Anne Evans (4 June 1820 – 19 February 1870) was an English poet and composer. She has been described as "a witty poet and skilled composer of dance songs". Her Poems and Music were published posthumously in 1880.[1] [2]
Evans was in 1820, at Frimley, Surrey,[3] near Sandhurst, the eldest daughter of Arthur Benoni Evans (1781–1854) and his wife, Anne Norman. Her father was a noted linguist and numismatist, who was a professor of classics and history at the Royal Military Academy Sandhurst, and her grandfather the Welsh-born mathematician and astronomer Lewis Evans (1755–1827). Of her brothers and sisters, Sebastian Evans (1830–1909), also wrote poetry.[1] [4] [2]
The family moved to Britwell, and in 1829 to Market Bosworth, Leicestershire, where her father became headmaster of Dixie Grammar School. Anne was educated at home. After her father's death in 1854, she moved to 16 Kensington Square in London. In the 1850s she spent some time as a companion, in England and abroad, to the two daughters of the novelist William Makepeace Thackeray, the elder being the future novelist Anne Thackeray Ritchie.[1]
Evans stayed single. Her health declined in 1867 and she remained an invalid until her death on 19 February 1870. She was survived by her mother, who died in 1883 aged 91.

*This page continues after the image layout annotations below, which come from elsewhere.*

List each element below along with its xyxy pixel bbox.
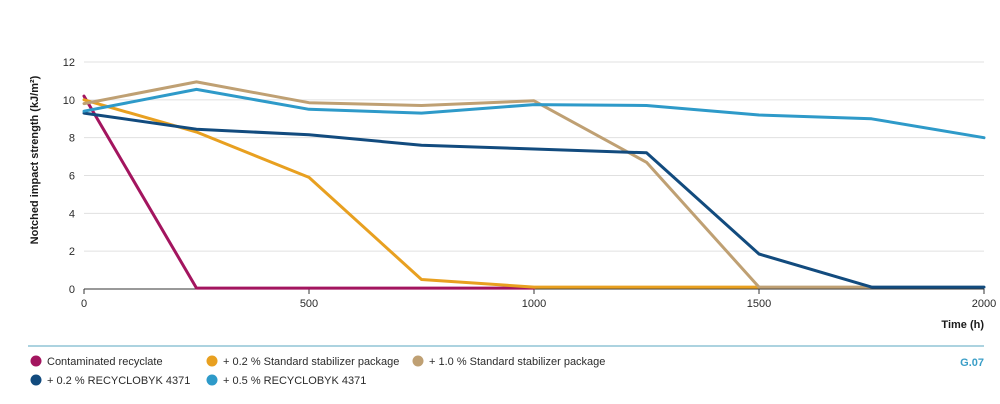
x-tick-label: 0 (81, 298, 87, 310)
grid (84, 61, 984, 252)
x-tick-label: 500 (300, 298, 318, 310)
legend-marker (30, 374, 42, 386)
x-axis-title: Time (h) (941, 319, 984, 331)
y-tick-label: 6 (69, 171, 75, 183)
legend-label: + 0.2 % Standard stabilizer package (223, 356, 399, 368)
legend-marker (206, 355, 218, 367)
y-tick-label: 4 (69, 208, 75, 220)
series-line-5 (82, 87, 986, 140)
y-tick-label: 8 (69, 133, 75, 145)
y-tick-label: 10 (63, 95, 75, 107)
series-line-3 (82, 80, 873, 289)
legend-label: + 0.2 % RECYCLOBYK 4371 (47, 375, 190, 387)
legend-label: + 0.5 % RECYCLOBYK 4371 (223, 375, 366, 387)
y-tick-label: 0 (69, 284, 75, 296)
x-tick-label: 2000 (972, 298, 996, 310)
series-line-1 (82, 94, 536, 290)
y-tick-label: 2 (69, 246, 75, 258)
figure-id: G.07 (960, 357, 984, 369)
legend-marker (30, 355, 42, 367)
x-tick-label: 1500 (747, 298, 771, 310)
y-tick-label: 12 (63, 57, 75, 69)
axes: 0 2 4 6 8 10 12 0 500 1000 1500 2000 (63, 57, 996, 310)
legend-label: + 1.0 % Standard stabilizer package (429, 356, 605, 368)
series-line-2 (82, 98, 761, 289)
series-line-4 (82, 111, 986, 289)
legend-marker (206, 374, 218, 386)
y-axis-title: Notched impact strength (kJ/m²) (29, 75, 41, 244)
legend: Contaminated recyclate + 0.2 % Standard s… (30, 355, 605, 387)
series (82, 80, 986, 290)
legend-marker (412, 355, 424, 367)
x-tick-label: 1000 (522, 298, 546, 310)
legend-label: Contaminated recyclate (47, 356, 163, 368)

Evans's earliest extant poem was "Flora's Lesson".[2] She became an emotional poet by conviction. As she once remarked, "If anyone expects to find poetry without susceptibility, let him look at the sky for a rainbow without rain."[1]
Her works included sonnets, a verse drama called Maurice Clifton, and two ballads, "Sir Ralph Duguay" and "Orinda". She was noted also for her epigrams and witty definitions.[1] Her work was eventually published in an 1880 edition of her Poems and Music. This included a memorial preface by Anne Thackeray Ritchie, in which she described her as a "diffident woman, who... unconsciously touched and influenced us all by her intense sincerity of heart and purpose."[5]